Let’s tidy this dataset a bit. We don’t need the spelled out names since we have the 3 letter codes. The data set is also doesn’t give any interesting information since you could figure out what season it was by the date, and we already excluded playoff games.
df = select(joined.df,id,date,home_team,away_team,home_score,away_score,periods,line)
head(df)
## id date home_team away_team home_score away_score periods
## 1 20400003 2004-11-02 LAL DEN 89 78 4
## 2 20400002 2004-11-02 DAL SAC 107 98 4
## 3 20400001 2004-11-02 DET HOU 87 79 4
## 4 20400006 2004-11-03 CLE IND 104 109 6
## 5 20400007 2004-11-03 BOS PHI 95 98 4
## 6 20400015 2004-11-03 LAC SEA 114 84 4
## line
## 1 2.5
## 2 4.5
## 3 6.5
## 4 3.5
## 5 3.0
## 6 3.0
Let’s update the nba_games table with the vegas line. You can’t run 18K updates in one statement, but you can do an insert with an “on duplicate key update” clause. This will just update the value (home_team_vegas_line) when it finds a duplicate key. Since these keys were just pulled out of this table they should all be updates.

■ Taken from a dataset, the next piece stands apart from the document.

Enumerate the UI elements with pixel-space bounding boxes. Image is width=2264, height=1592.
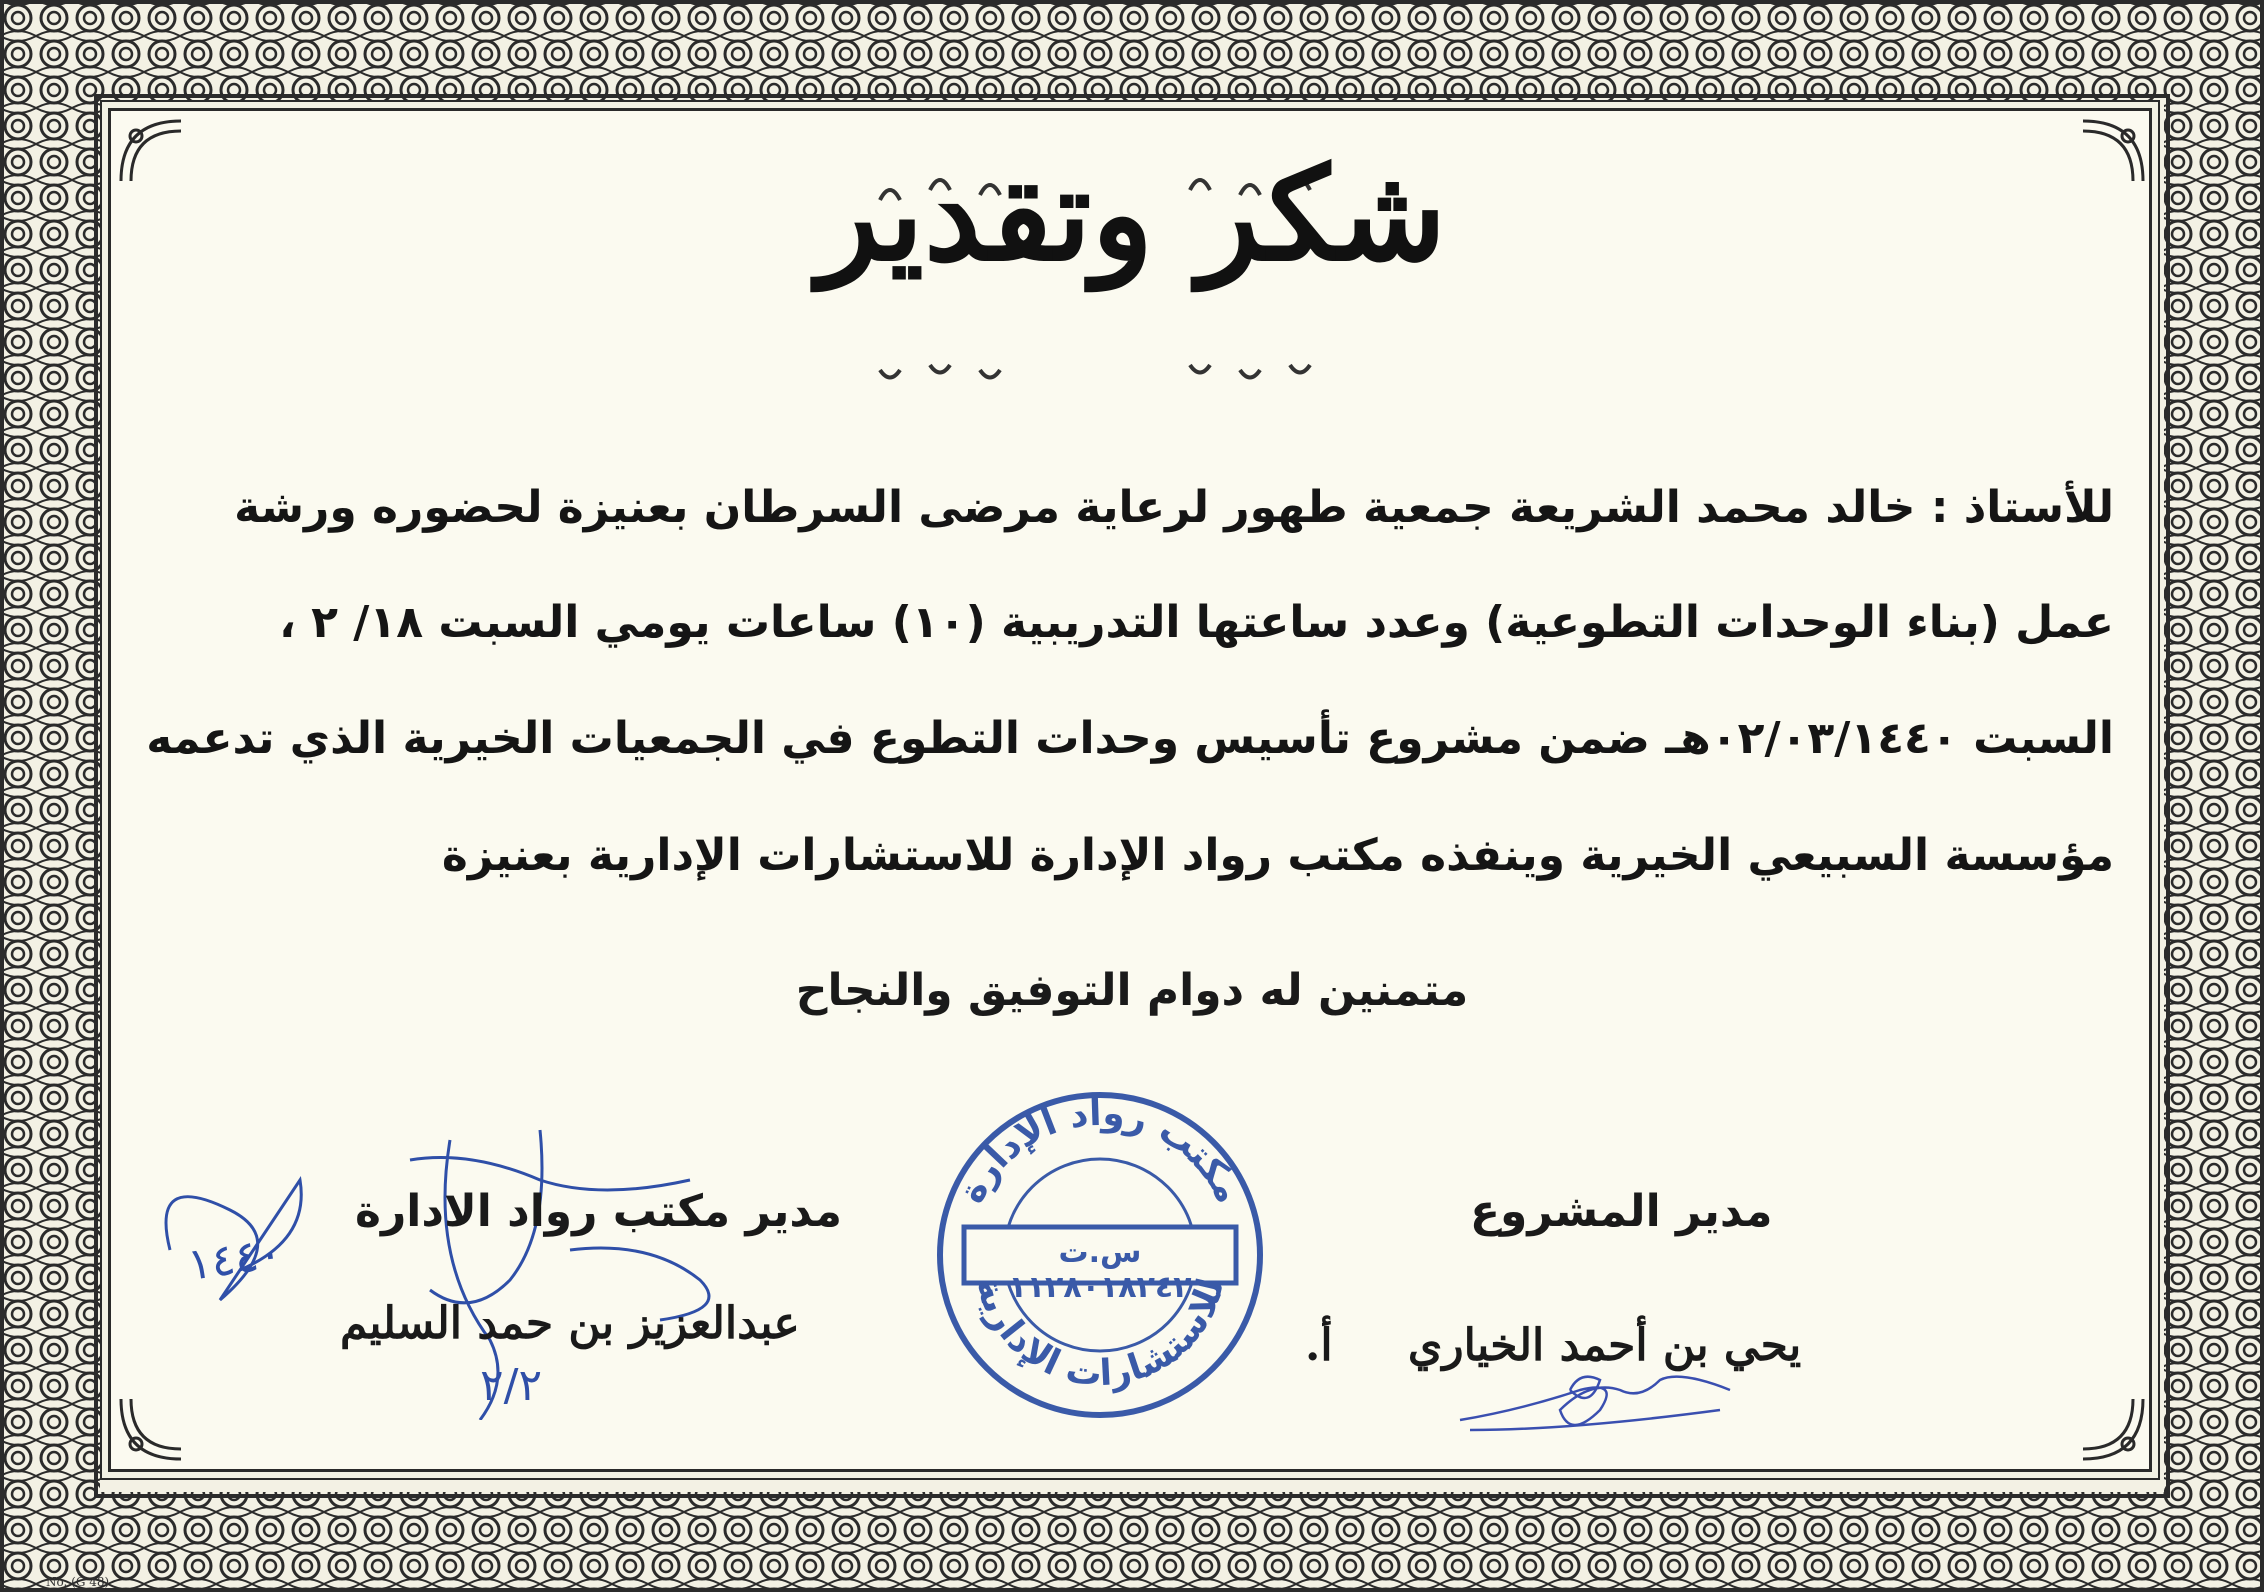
handwritten-signature-right	[1450, 1350, 1750, 1440]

query <- paste0("insert into nba_games (id,home_team_vegas_line) values ",
paste0(paste0("(",df$id,",",df$line,")"),collapse=", "),
" ON DUPLICATE KEY UPDATE home_team_vegas_line = VALUES(home_team_vegas_line)")
res <- dbSendQuery(con,query)
Let’s see if they all updated.
query <- paste0("select count(*) from nba_games where data_Set like '%Regular%' and home_team_vegas_line is null")
res <- dbSendQuery(con,query)
missing.count <- dbFetch(res, n=-1)
missing.count
## count(*)
## 1 0
Looks like they’re all there. Now to verify we did this right, we would expect there to be a strong correlation between the score margin (home_team_score - away_team_score) and this line.
df$margin = df$home_score - df$away_score
df$total_score = df$home_score + df$away_score
ggplot(df, aes(y = margin, x =line, color=(total_score))) +
geom_point(size = 0.1, stroke = 0, shape = 16) +
geom_jitter() +
geom_smooth(method="lm", color="darkred", fill = "pink", level = 0.99) +
xlim(-40,40) +
ylim(-40,40)
lm = lm(margin ~ line, data = df)
summary(lm)
##
## Call:
## lm(formula = margin ~ line, data = df)
##
## Residuals:
## Min 1Q Median 3Q Max
## -48.432 -7.354 0.096 7.184 54.767
##
## Coefficients:
## Estimate Std. Error t value Pr(>|t|)
## (Intercept) -0.21726 0.09596 -2.264 0.0236 *
## line 1.01103 0.01367 73.980 <2e-16 ***
## ---
## Signif. codes: 0 '***' 0.001 '**' 0.01 '*' 0.05 '.' 0.1 ' ' 1
##
## Residual standard error: 11.6 on 18165 degrees of freedom
## Multiple R-squared: 0.2315, Adjusted R-squared: 0.2315
## F-statistic: 5473 on 1 and 18165 DF, p-value: < 2.2e-16
As you can see, these sportsbooks are pretty good at setting these lines. The slope of the line is very close to 1, with the intercept close to zero.
The odd looking cross shape comes from the fact that you can’t end in a tie. So “margin” is never zero. Because the margin cannot be zero, the line is never set to -0.5 or 0.5.
For part three of this project, I will pull in play-by-play data and attempt to make a model that predicts the outcome of the game at any point, using this line as a starting point.